Die Schwäche der alten Kirchen verschwieg Welby nicht: «Wenn ein Zeuge schweigt, dann entweder, weil er nichts zu sagen hat oder weil er Angst hat, etwas zu sagen.» Er bemerkte, dass seine Kirche, wenn sie in England vom Sieg Gottes redet, Menschen findet, die nach dieser Botschaft hungern: nach «Hoffnung, wenn der Terrorismus zuschlägt», nach Vergebung und Versöhnung.

«Gegenwart des lebendigen Gottes bezeugen»
Dem kämpferischen Wort des Briten folgte ein tiefgehendes von Kardinal Kurt Koch. In der säkularen Gesellschaft werde «Gott, der wahre Schatz unseres Lebens, oft genug mit weltlichen Wirklichkeiten verwechselt». Da gebe es nichts Wichtigeres, als Gott den Lebendigen zu bezeugen. Dies bezeichnete Koch als die grösste Herausforderung an die Ökumene. Zwingli sei es vor allem um die Ehre Gottes und von daher um den Trost der Gewissen der Menschen gegangen.

Sabine Brändlin, Esther Gaillard und Claudia Haslebacher lasen die Fürbitten der Mitgliedkirchen.

Es gelte, dieses Zeugnis – wie es die Reformatoren vorgelebt hätten – mit dem Hören auf Christus allein zu verbinden. Wenn Katholiken und Reformierte sich heute gemeinsam darauf konzentrieren, geben sie, so Koch, «ihren Beitrag für die Überwindung der Spaltung, die uns seit 500 Jahren belastet». Der Kardinal wünschte den Reformierten «neue Freude an der reformatorischen Botschaft des solus Christus, dem wahren Schatz unseres Herzens».

Verlangen nach Erneuerung
Weitere Botschaften gaben Jerry Pillay, Präsident der Weltgemeinschaft Reformierter Kirchen, und Olav Fykse Tveit vom Weltkirchenrat in Genf.
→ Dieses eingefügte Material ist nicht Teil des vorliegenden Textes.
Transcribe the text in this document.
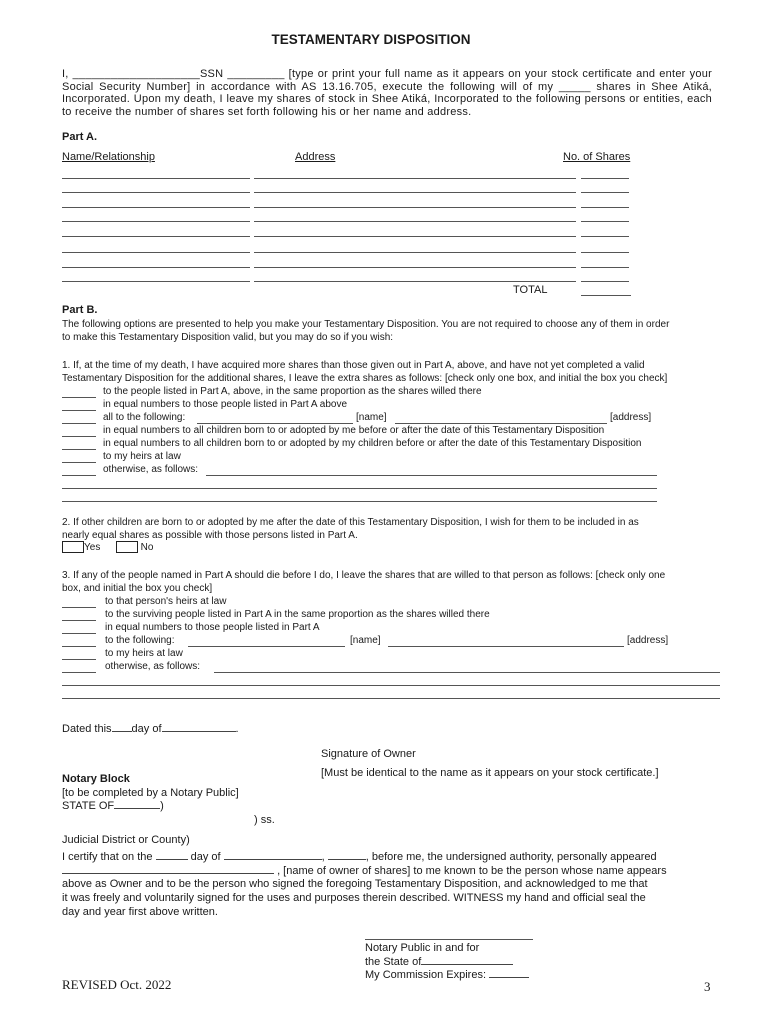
TESTAMENTARY DISPOSITION
I, ____________________SSN _________ [type or print your full name as it appears on your stock certificate and enter your Social Security Number] in accordance with AS 13.16.705, execute the following will of my _____ shares in Shee Atiká, Incorporated. Upon my death, I leave my shares of stock in Shee Atiká, Incorporated to the following persons or entities, each to receive the number of shares set forth following his or her name and address.
Part A.
Name/Relationship	Address	No. of Shares
TOTAL
Part B.
The following options are presented to help you make your Testamentary Disposition. You are not required to choose any of them in order
to make this Testamentary Disposition valid, but you may do so if you wish:
1. If, at the time of my death, I have acquired more shares than those given out in Part A, above, and have not yet completed a valid
Testamentary Disposition for the additional shares, I leave the extra shares as follows: [check only one box, and initial the box you check]
to the people listed in Part A, above, in the same proportion as the shares willed there
in equal numbers to those people listed in Part A above
all to the following:	[name]	[address]
in equal numbers to all children born to or adopted by me before or after the date of this Testamentary Disposition
in equal numbers to all children born to or adopted by my children before or after the date of this Testamentary Disposition
to my heirs at law
otherwise, as follows:
2. If other children are born to or adopted by me after the date of this Testamentary Disposition, I wish for them to be included in as
nearly equal shares as possible with those persons listed in Part A.
Yes	No
3. If any of the people named in Part A should die before I do, I leave the shares that are willed to that person as follows: [check only one
box, and initial the box you check]
to that person's heirs at law
to the surviving people listed in Part A in the same proportion as the shares willed there
in equal numbers to those people listed in Part A
to the following:	[name]	[address]
to my heirs at law
otherwise, as follows:
Dated this day of	.
Signature of Owner
[Must be identical to the name as it appears on your stock certificate.]
Notary Block
[to be completed by a Notary Public]
STATE OF	)
) ss.
Judicial District or County)
I certify that on the	day of	,	, before me, the undersigned authority, personally appeared
, [name of owner of shares] to me known to be the person whose name appears
above as Owner and to be the person who signed the foregoing Testamentary Disposition, and acknowledged to me that
it was freely and voluntarily signed for the uses and purposes therein described. WITNESS my hand and official seal the
day and year first above written.
Notary Public in and for
the State of
My Commission Expires:
REVISED Oct. 2022	3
Laut Pillay ist das Verlangen nach Erneuerung und Transformation von Kirche und Gesellschaft heute noch grösser als vor 500 Jahren. Die Weltgemeinschaft spüre den Bedarf nach theologischer Erneuerung. Viel zu lange sei die theologische Ausbildung «aus der westlichen Perspektive heraus» gestaltet worden, sagte Pillay. Die Reformierten sollten sich mutig einsetzen und um Einheit ringen, dabei vermehrt die Stimmen aus dem globalen Süden ernst nehmen.

Stabübergabe im 500-Jahr-Jubiläum: Die deutsche Reformationsbotschafterin Margot Kässmann sprach nach dem Gottesdienst im Festzelt auf dem Münsterplatz.

Die Vielfalt der Kantonalkirchen stand allen im Münster in Form von Kerzen vor Augen, die Kinder zu Beginn des Gottesdienstes hereingetragen und auf den Abendmahlstisch gestellt hatten, Kerzen mit den kantonalen R-Jubiläumslogos. Während die drei Liturginnen des Kirchenbunds, Sabine Brändlin, Esther Gaillard und Claudia Haslebacher, Fürbitten der Kirchen verlasen, zündeten die Kinder die entsprechenden Kerzen an. Der Gottesdienst schloss mit dem Lob des Ewigen.